Il governatore di Bankitalia Ignazio Visco (foto LaPresse)

Il silenzio di Banca d'Italia sull'incursione renziana in Cdp

Renzo Rosati
Quesiti sull’atteggiamento anguillesco delle banche e delle fondazioni, a corto di credito ma molto rapide nell’autodifesa.

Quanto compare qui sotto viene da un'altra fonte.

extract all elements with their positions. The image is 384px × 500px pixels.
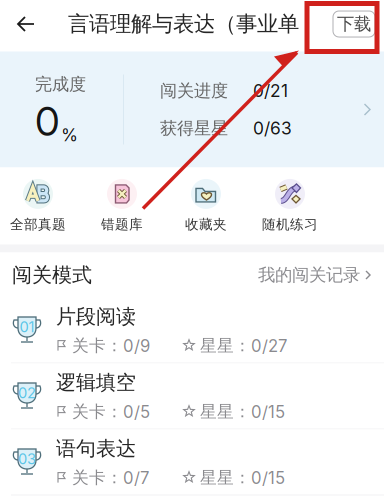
button[interactable]: 错题库	[80, 179, 164, 233]
button[interactable]: 随机练习	[248, 179, 332, 233]
staticText: %	[61, 124, 78, 146]
staticText: 逻辑填空	[56, 370, 136, 395]
staticText: 01	[20, 318, 34, 336]
staticText: 全部真题	[10, 216, 66, 233]
button[interactable]: 02	[0, 364, 384, 430]
staticText: 0/63	[253, 118, 292, 139]
staticText: 02	[18, 384, 36, 402]
staticText: 错题库	[101, 216, 143, 233]
staticText: 星星：0/27	[195, 335, 287, 356]
button[interactable]: 01	[0, 298, 384, 364]
staticText: 获得星星	[160, 118, 228, 139]
staticText: 收藏夹	[185, 216, 227, 233]
staticText: 关卡：0/9	[67, 335, 150, 356]
staticText: 言语理解与表达（事业单	[68, 11, 299, 38]
staticText: 语句表达	[56, 436, 136, 461]
button[interactable]: 03	[0, 430, 384, 496]
button[interactable]: 全部真题	[0, 179, 80, 233]
staticText: 片段阅读	[56, 304, 136, 329]
staticText: 0/21	[253, 80, 288, 101]
staticText: 0	[35, 97, 60, 146]
staticText: 星星：0/15	[195, 401, 285, 422]
staticText: 关卡：0/5	[67, 401, 150, 422]
staticText: 闯关进度	[160, 80, 228, 102]
staticText: 星星：0/15	[195, 467, 285, 488]
button[interactable]: 我的闯关记录	[258, 264, 384, 286]
button[interactable]: 收藏夹	[164, 179, 248, 233]
button[interactable]: 完成度	[0, 52, 384, 168]
staticText: 关卡：0/7	[67, 467, 149, 488]
button[interactable]: 下载	[333, 11, 375, 37]
staticText: 完成度	[35, 74, 86, 95]
button[interactable]: Back	[0, 0, 52, 50]
staticText: 随机练习	[262, 216, 318, 233]
staticText: 我的闯关记录	[258, 264, 360, 286]
staticText: 03	[18, 450, 36, 468]
staticText: 下载	[337, 13, 371, 35]
staticText: 闯关模式	[12, 262, 92, 288]
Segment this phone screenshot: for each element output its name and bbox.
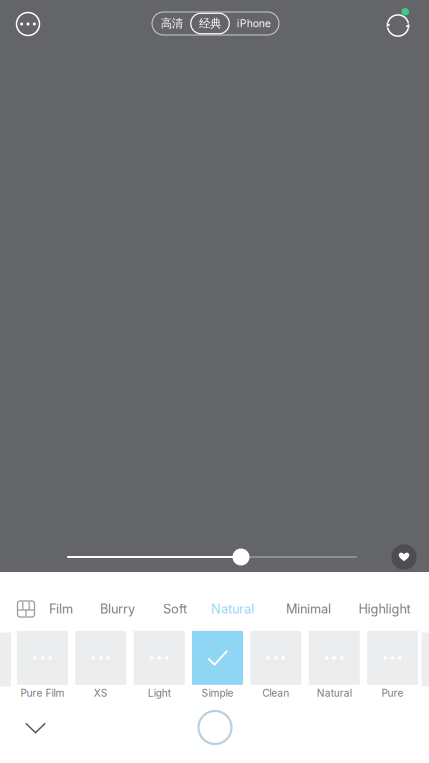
button[interactable]: Natural: [203, 592, 262, 626]
button[interactable]: Favourite: [387, 540, 421, 574]
button[interactable]: Compare with original: [190, 703, 240, 752]
button[interactable]: Pure: [367, 631, 418, 699]
button[interactable]: XS: [75, 631, 126, 699]
staticText: Highlight: [358, 601, 410, 617]
staticText: Light: [148, 687, 171, 699]
button[interactable]: Blurry: [92, 592, 143, 626]
button[interactable]: Highlight: [350, 592, 418, 626]
button[interactable]: Natural: [309, 631, 360, 699]
button[interactable]: Minimal: [278, 592, 339, 626]
button[interactable]: Soft: [155, 592, 195, 626]
button[interactable]: All filter packs: [10, 593, 42, 625]
staticText: Natural: [317, 687, 352, 699]
staticText: Natural: [211, 601, 254, 617]
staticText: Clean: [262, 687, 289, 699]
staticText: Film: [49, 601, 73, 617]
staticText: Minimal: [286, 601, 331, 617]
staticText: Pure Film: [20, 687, 64, 699]
staticText: Simple: [202, 687, 234, 699]
button[interactable]: Film: [41, 592, 81, 626]
staticText: Pure: [382, 687, 404, 699]
staticText: XS: [94, 687, 108, 699]
staticText: Blurry: [100, 601, 135, 617]
button[interactable]: 经典: [191, 12, 229, 35]
button[interactable]: More options: [13, 9, 43, 39]
button[interactable]: Collapse panel: [15, 712, 56, 744]
button[interactable]: 高清: [153, 12, 191, 35]
button[interactable]: Simple: [192, 631, 243, 699]
staticText: 经典: [199, 16, 221, 31]
staticText: Soft: [163, 601, 187, 617]
staticText: iPhone: [237, 17, 271, 30]
button[interactable]: Light: [134, 631, 185, 699]
staticText: 高清: [161, 16, 183, 31]
button[interactable]: Switch preview mode: [381, 6, 417, 42]
button[interactable]: Pure Film: [17, 631, 68, 699]
button[interactable]: Clean: [250, 631, 301, 699]
button[interactable]: iPhone: [229, 12, 278, 35]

Roma. Nello scontro epocale tra Matteo Renzi e Cassa depositi e prestiti – epocale per i 250 miliardi in ballo e per l’irruzione dei tank renziani nella cristalleria bancaria – la vittoria di Palazzo Chigi pare scontata. Ma se così sarà, la domanda è: come mai le fondazioni, sempre gelose della loro autonomia su altri fronti – basta pensare alla bagarre sulla riforma delle Popolari –, in Cdp dove sono azioniste di minoranza danno l’idea di arrendersi senza lottare? Accontentandosi di garanzie minime e pratiche legate al mantenimento dei dividendi, una sterilizzazione del rischio da investimenti scomodi (rischio che dovrebbe ricadere sul Tesoro), riservandosi la exit strategy fra un triennio? Tralasciamo il fair play istituzionale del fin qui presidente, Franco Bassanini, lunedì scorso salito a Palazzo Chigi per confermare a Renzi di non alzare barricate ma chiedendo rispetto delle forme e l’onore delle armi.

 

Che dire dunque della linea morbida di Giuseppe Guzzetti, ex politico dc e banchiere di lunghissimo corso alla Cariplo, da 15 anni capo delle fondazioni, fatto che ogni anno lo rende l’unico titolato a parlare dopo il governatore della Banca d’Italia alle considerazioni finali? Domenica scorsa Guzzetti ha rilasciato al Corriere della Sera un’intervista assai istituzionale nella quale, dopo un rituale “non dovrà diventare una nuova Iri”, non risolve nemmeno uno dei dubbi che lo stesso giorno e sullo stesso giornale pone l’economista Francesco Giavazzi in merito all’operazione Cdp. Ma è un altro silenzio a fare più discutere. E’ proprio quello del numero uno di Bankitalia Ignazio Visco. Dal suo ufficio nessun segnale pubblico sul blitz in Cdp e soprattutto sulla nuova missione che il governo intende assegnarle. Eppure tra Via Nazionale e Via Goito non mancano le somiglianze. Le fondazioni che nella Cdp sono azioniste di minoranza, in Bankitalia si dividono attraverso le banche controllate e i principali gruppi assicurativi le 300 mila quote del capitale. Architetture che garantiscono lo status privatistico della Cdp e giustificano la natura pubblica-privata della Banca d’Italia, la sua “verginità”, l’indipendenza dal governo e da altri poteri. Tanto basta per il low profile? Il dubbio viene leggendo nelle 21 cartelle delle Considerazioni finali dell’assemblea del 26 maggio solo tre capoversi dedicati al credito all’economia, per segnalarne un miglioramento. Un dato consolatorio, smentito pochi giorni dopo dalla stessa Bankitalia (flessione nel primo trimestre 2015 nel credito a famiglie e imprese).

 

[**Video_box_2**]Al contrario Visco ha speso molte parole sul progetto di bad bank che dovrebbe ripulire i bilanci bancari dai crediti incagliati, il tutto a carico, pare, del Tesoro. Al di là della bontà dell’idea di intervento pubblico, alla quale sarebbe favorevole anche il ministro dell’Economia Pier Carlo Padoan, la sensazione complessiva è di una trincea corporativa, per non dire di un atteggiamento anguillesco ai vari livelli dei molti attori bancari. Bad bank, exit strategy delle fondazioni dalla Cdp, lo stesso ultimo rinnovo contrattuale nel quale l’Abi, l’associazione del settore, ha concesso ai sindacati la deroga dal Jobs Act in nome della pace interna, mentre i cospicui ammortizzatori sociali sono ben accetti. Ce n’è abbastanza per stare zitti?